Our cells contain a small protein, called ubiquitin, which safeguards the normal functions of thousands of other proteins. Ubiquitin is attached to other proteins, in a highly coordinated manner, by enzymes called ubiquitin ligases. This process of ubiquitin attachment, called ubiquitination, is very important for cell function, as it can promote or block the functions of proteins depending on the cell's needs. Indeed, ubiquitination is required for many cellular processes including the maintenance of the integrity of our genetic material. Aberrations in ubiquitination processes cause cancer.
The goal of our research is to determine (i) how ubiquitin regulates protein function, (ii) how deregulation in these processes cause cancer and (iii) how we can identify aberrant signaling pathways to be harnessed for the design of novel therapeutic strategies.

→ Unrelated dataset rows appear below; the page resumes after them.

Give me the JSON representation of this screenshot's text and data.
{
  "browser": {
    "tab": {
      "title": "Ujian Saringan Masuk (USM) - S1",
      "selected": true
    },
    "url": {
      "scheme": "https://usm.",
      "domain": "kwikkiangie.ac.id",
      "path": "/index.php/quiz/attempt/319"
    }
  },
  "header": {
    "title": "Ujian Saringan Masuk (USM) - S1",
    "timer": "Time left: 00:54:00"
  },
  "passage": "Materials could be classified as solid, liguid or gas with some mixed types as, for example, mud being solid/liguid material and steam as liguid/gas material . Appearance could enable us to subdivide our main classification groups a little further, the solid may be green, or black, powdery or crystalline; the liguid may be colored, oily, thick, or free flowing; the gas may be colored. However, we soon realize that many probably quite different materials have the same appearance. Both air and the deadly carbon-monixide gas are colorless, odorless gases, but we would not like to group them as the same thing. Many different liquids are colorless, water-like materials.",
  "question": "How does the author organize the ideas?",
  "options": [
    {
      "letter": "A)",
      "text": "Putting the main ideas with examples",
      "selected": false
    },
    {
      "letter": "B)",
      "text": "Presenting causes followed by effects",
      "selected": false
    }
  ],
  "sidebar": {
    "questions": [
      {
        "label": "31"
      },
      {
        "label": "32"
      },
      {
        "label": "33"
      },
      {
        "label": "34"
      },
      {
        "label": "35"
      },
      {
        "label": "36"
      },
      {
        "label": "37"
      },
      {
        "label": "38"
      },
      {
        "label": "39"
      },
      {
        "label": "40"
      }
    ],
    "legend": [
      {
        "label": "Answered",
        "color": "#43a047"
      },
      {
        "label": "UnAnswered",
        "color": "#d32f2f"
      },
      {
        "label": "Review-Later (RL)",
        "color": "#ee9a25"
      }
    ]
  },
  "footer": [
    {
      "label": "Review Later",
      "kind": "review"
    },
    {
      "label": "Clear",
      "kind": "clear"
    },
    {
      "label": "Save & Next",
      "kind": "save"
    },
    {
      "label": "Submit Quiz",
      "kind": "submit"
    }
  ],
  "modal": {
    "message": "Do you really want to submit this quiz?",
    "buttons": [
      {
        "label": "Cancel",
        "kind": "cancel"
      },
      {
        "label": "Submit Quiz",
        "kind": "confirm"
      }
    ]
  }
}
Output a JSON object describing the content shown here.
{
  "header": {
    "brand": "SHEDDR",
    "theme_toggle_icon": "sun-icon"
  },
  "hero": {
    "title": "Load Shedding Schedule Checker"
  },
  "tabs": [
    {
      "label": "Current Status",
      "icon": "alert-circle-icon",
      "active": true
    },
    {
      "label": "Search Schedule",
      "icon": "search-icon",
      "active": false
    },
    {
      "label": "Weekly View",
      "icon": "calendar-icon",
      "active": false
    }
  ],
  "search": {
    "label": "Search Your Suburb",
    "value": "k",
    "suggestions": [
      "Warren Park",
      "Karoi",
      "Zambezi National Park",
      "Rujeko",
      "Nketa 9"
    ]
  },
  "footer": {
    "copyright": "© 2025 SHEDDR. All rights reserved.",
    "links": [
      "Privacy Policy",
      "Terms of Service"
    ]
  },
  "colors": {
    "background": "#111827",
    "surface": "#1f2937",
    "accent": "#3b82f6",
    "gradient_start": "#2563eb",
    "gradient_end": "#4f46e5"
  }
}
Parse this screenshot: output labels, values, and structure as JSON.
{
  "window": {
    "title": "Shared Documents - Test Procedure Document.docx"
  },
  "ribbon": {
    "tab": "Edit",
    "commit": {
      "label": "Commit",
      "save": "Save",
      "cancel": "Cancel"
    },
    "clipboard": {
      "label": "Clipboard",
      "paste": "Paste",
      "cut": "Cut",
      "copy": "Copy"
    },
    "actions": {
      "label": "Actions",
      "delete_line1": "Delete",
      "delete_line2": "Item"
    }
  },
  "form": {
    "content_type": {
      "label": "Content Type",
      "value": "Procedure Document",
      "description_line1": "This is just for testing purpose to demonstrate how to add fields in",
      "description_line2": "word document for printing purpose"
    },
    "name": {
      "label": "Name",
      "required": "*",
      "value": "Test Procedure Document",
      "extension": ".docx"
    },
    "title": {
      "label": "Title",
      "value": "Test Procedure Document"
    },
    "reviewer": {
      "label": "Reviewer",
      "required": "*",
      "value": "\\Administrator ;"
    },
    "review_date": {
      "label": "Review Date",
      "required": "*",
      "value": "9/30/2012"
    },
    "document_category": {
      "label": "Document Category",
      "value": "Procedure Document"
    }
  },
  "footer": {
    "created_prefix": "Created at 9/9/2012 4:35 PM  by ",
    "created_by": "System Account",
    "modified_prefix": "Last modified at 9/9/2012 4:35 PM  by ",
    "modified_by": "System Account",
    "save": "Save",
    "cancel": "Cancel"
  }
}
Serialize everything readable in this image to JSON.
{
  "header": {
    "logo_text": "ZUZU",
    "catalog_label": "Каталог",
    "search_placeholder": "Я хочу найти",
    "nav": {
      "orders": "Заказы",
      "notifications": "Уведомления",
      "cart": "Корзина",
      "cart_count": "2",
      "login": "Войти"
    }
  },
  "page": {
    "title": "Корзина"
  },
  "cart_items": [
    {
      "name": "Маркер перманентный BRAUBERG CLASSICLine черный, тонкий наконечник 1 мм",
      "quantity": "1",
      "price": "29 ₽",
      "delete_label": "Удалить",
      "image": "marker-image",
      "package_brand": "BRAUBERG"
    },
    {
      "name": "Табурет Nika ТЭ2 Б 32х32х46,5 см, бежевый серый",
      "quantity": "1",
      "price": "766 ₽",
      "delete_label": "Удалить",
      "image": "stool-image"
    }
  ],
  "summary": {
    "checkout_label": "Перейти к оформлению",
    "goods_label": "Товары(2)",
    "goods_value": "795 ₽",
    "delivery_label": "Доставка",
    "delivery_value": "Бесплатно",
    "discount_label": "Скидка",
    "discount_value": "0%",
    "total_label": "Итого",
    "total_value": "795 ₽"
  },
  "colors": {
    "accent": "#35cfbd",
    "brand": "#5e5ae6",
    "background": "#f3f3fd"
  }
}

We are currently focusing on a novel class of enzymes called deubiquitinases or DUBs for short. These enzymes perform the reverse reaction of ubiquitination, i.e., removing ubiquitin from proteins in a timely manner. Failure to do so can have devastating consequences on normal cells and can promote cancer development. For instance, we are currently investigating a DUB called BAP1, which represents a major tumor suppressor, meaning that it prevents the development of cancer.
To accomplish our studies, we plan to use molecular and cellular biology approaches in conjunction with human cells that are normal or derived from cancer patients. Our research is important because these studies are highly expected to lead to the identification of vulnerabilities of cancer cells. Acquiring this knowledge is critical and will help designing improved protocols for the treatment of cancer.